The owners of a Las Vegas resort and music that was used by a gunman in America’s worst-ever mass shooting last year that killed 58 people have taken legal action out against the victims.

The world came to a standstill last year when Stephen Paddock, fired shot after shot from the 32nd floor of the Mandalay Bay resort onto a crowd of about 22,000 at a nearby music festival.

The owners of the resort and the Route 91 music festival, MGM Resorts International, have sued more than 1,000 victims of the shooting in a bid to prevent them from taking any legal action against the company.

The lawsuits, which were filed in federal courts in California and Nevada are basically a way to clear the company’s name. The suits state that MGM cannot be held liable for any deaths or injuries from the mass shooting under a 2002 SAFETY Act passed by congress.

The law in question states that companies can not be held liable in the case of mass attacks if they use “anti-terrorism” technology or any service that can “help prevent and respond to mass violence”.

MGM have argued that they used this type of technology as the security vendor hired for the event, Contemporary Services Corporation, had been certified by the Department of Homeland Security.

A spokesperson for MGM, Debra DeShong, said that the legal action was being taken in the best interest of the victims.

“Years of drawn out litigation and hearing are not in the best interest of victims, the community and those still healing,” she said.

The lawsuits do not seek any money from the victims of the mass shooting but would instead have cases moved to a federal court.
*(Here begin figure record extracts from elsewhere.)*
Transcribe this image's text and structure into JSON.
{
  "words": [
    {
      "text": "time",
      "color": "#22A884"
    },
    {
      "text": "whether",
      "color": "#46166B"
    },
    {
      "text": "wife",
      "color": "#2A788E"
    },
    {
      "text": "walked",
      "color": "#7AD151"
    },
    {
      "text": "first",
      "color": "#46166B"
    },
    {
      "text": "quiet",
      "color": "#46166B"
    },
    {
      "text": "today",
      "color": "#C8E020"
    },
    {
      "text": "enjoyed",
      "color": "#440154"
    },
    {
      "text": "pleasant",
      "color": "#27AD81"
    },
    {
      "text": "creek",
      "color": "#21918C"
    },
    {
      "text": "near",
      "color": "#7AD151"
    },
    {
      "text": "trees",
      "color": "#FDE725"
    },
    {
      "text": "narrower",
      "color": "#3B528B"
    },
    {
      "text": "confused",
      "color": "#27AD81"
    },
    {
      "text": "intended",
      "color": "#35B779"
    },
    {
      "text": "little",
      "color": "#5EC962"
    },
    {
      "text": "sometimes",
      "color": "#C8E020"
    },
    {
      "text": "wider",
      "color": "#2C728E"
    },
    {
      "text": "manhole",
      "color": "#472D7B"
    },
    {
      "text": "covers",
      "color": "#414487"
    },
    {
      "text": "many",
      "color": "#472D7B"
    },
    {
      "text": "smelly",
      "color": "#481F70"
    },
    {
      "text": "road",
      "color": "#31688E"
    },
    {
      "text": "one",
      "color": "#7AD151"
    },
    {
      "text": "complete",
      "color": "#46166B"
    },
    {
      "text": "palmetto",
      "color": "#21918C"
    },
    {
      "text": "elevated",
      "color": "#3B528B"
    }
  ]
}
Ms DeShong says that federal courts will provide quicker justice for the victims.

“Congress provided that the federal courts were the correct place for such litigation relating to incidents of mass violence like this one where security services approved by the Department of Homeland Security were provided,” she said. “The federal court is an appropriate venue for these cases and provides those affected with the opportunity for a timely resolution.”

Since the devastating incident last year, lawsuits have been filed against both MGM and the concert promoter Live Nation for not having adequate security or properly trained staff.

A lawyer for 900 of the victims, Robert Eglet, has said that the pre-emptive action from MGM, trying to claim that the 2002 SAFETY Act would give them immunity, was “outrageous” and “reprehensible”. 

“So to suggest they are trying to prevent victims from suing is simply not true,” he said.

The reason why Mr Eglet believes that the 2002 act would not apply in this situation was because the security company used at the event is separate from the hotel and resort, and because Paddock’s attack was not classed as terrorism.

“And it won’t be classed as terrorism. All evidence points to a lone individual,” said Mr Eglet.

He claimed that the lawsuits filed by MGM were distressing because those caught up in the attack were being “victimised twice”.